However, this message which purports to be from an un-named Cumulus Market Manager certainly has the ring of wisdom through personal experience to it:
I learned a lot about Wall Street from Lew and certainly improved my vocabulary of business jargon.
I agree with you, Jaye, that the listener has paid the price because so many shifts are now sweepers and music but there is another element that most, especially Lew, do not consider and it contributes to decreasing the listener experience and makes the rates lower.
Here’s Lew’s excuse:
“The radio business has digressed into a wholesale model where the industry sells to a small concentrated group of sellers (ad agencies) in bulk who in turn sell the product at commoditized rates. It is completely commoditized and as a result there is an extreme downward pressure on rates. It’s compounded by the one part of our business model that won’t change which is our fixed inventory model. “
“We have to create more demand in order to give us greater leverage over the buyers so we can transform ourselves into price setters rather than price takers. That’s the change that has to take place from the sales standpoint on the revenue side. However affecting that kind of cultural change in an organization is incredibly difficult to do. You have to have basic fundamental behavioral changes within an organization.”
The smoking gun here is that clients buy production. Good production differentiates a station.
In many cases, you can’t run the same commercial on the country station, the CHR station and the active rock station and get equal results. The audiences use different slang, have different values and react to different types of calls to action. A sales person WITHOUT PRODUCTION THAT WILL ACCOMPLISH THE CLIENTS OBJECTIVE is a rate negotiator.
When you control the creative…you control the account. “There is an extreme downward pressure on rates” when the client controls the creative.
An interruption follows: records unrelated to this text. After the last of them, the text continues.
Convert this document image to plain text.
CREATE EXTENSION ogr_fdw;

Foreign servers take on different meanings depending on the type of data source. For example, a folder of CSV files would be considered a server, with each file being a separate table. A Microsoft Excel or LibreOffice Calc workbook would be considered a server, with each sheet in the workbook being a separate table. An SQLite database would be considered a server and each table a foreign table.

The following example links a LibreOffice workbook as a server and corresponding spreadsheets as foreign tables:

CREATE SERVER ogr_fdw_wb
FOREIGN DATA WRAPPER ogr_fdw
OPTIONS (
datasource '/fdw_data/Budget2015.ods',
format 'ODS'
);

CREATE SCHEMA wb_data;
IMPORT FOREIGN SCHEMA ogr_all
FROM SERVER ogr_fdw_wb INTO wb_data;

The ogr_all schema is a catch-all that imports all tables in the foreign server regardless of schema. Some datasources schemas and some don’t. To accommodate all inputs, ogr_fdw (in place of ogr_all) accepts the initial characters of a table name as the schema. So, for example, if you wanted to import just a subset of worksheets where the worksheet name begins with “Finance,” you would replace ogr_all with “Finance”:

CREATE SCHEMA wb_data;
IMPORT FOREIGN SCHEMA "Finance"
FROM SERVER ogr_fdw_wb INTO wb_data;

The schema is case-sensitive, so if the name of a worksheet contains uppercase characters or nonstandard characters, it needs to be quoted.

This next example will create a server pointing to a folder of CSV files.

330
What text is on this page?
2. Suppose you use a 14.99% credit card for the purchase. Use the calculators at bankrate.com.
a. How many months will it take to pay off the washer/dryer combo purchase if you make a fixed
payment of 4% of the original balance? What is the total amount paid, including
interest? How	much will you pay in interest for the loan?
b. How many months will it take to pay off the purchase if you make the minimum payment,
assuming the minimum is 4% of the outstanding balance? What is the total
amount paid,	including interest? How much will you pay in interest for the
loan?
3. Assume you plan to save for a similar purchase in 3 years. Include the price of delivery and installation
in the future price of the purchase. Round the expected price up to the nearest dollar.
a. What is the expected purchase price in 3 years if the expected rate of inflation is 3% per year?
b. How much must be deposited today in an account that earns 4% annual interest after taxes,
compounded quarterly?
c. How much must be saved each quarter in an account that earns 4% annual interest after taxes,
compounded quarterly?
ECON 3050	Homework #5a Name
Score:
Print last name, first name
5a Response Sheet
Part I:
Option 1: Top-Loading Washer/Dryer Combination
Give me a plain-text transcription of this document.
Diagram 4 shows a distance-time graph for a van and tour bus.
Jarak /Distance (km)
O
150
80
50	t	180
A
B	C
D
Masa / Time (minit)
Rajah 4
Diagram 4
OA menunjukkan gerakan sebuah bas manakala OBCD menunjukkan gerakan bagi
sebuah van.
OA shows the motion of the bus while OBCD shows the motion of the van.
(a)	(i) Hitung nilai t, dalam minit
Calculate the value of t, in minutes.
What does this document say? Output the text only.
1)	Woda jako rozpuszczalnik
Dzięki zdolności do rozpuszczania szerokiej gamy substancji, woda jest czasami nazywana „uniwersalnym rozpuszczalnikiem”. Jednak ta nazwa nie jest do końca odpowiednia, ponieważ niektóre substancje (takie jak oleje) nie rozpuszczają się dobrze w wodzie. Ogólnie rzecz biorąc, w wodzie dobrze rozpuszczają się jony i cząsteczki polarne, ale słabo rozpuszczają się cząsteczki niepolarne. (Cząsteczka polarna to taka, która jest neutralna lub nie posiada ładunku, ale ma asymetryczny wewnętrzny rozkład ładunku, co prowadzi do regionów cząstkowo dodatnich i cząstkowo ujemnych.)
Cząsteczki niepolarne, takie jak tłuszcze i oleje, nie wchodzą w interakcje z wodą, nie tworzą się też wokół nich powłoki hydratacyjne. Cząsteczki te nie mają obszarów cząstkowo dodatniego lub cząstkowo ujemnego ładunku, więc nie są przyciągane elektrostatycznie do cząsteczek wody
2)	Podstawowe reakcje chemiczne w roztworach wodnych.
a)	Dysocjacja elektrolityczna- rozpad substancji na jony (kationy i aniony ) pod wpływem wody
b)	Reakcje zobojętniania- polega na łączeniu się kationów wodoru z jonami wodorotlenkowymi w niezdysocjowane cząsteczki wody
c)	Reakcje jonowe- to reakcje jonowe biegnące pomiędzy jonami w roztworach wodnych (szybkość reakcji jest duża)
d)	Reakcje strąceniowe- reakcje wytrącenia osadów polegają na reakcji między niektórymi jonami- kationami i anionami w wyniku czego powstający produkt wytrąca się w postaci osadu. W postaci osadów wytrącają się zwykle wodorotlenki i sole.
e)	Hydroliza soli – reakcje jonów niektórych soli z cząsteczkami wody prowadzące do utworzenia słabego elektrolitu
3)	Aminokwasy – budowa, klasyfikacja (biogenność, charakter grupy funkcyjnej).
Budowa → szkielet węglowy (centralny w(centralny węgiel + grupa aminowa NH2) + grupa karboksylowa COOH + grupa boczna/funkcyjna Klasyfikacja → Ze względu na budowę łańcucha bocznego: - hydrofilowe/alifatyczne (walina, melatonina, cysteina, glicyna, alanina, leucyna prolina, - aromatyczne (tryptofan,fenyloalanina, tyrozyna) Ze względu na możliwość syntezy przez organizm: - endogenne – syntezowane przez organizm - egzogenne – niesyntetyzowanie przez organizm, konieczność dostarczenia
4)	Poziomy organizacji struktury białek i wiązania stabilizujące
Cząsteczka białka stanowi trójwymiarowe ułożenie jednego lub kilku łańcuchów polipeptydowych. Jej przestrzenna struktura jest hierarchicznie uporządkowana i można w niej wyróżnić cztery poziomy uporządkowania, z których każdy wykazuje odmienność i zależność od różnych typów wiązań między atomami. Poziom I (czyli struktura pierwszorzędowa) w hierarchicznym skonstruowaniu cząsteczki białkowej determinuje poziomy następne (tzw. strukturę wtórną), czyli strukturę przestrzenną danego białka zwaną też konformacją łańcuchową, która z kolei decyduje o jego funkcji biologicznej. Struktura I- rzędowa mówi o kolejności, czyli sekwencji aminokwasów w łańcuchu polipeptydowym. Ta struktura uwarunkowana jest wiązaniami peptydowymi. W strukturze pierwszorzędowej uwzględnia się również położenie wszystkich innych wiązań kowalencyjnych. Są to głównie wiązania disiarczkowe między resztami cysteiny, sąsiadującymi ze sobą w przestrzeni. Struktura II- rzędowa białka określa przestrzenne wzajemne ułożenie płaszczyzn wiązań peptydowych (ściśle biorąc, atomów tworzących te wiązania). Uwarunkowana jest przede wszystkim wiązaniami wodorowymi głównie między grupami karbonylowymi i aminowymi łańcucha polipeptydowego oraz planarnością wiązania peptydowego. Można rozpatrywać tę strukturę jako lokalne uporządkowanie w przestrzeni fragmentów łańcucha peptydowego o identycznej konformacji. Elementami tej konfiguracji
Yes, you have to have enough sales people for coverage but you also have to arm them with at least one person who is better than the local advertising agency at creating compelling production. Instead, we’ve fired most of those people or loaded them with so much imaging they can’t think straight.
Programmers have given up on production too because they think it is tune out regardless and don’t think about how 20% of every hour is made up of commercials.
In Cumulus markets across the country, the same jocks that wouldn’t dare lend their voices to create a good spec without someone greasing their palm are now answering the phones in the lobby when they aren’t on the air because Cumulus fired the receptionist.
2 comments:
BEWARE ALL YE WHO SUBMIT SPEC SPOTS HERE...
Even the survivors must be wondering if it is better to get fired than be subjected to impossible workloads.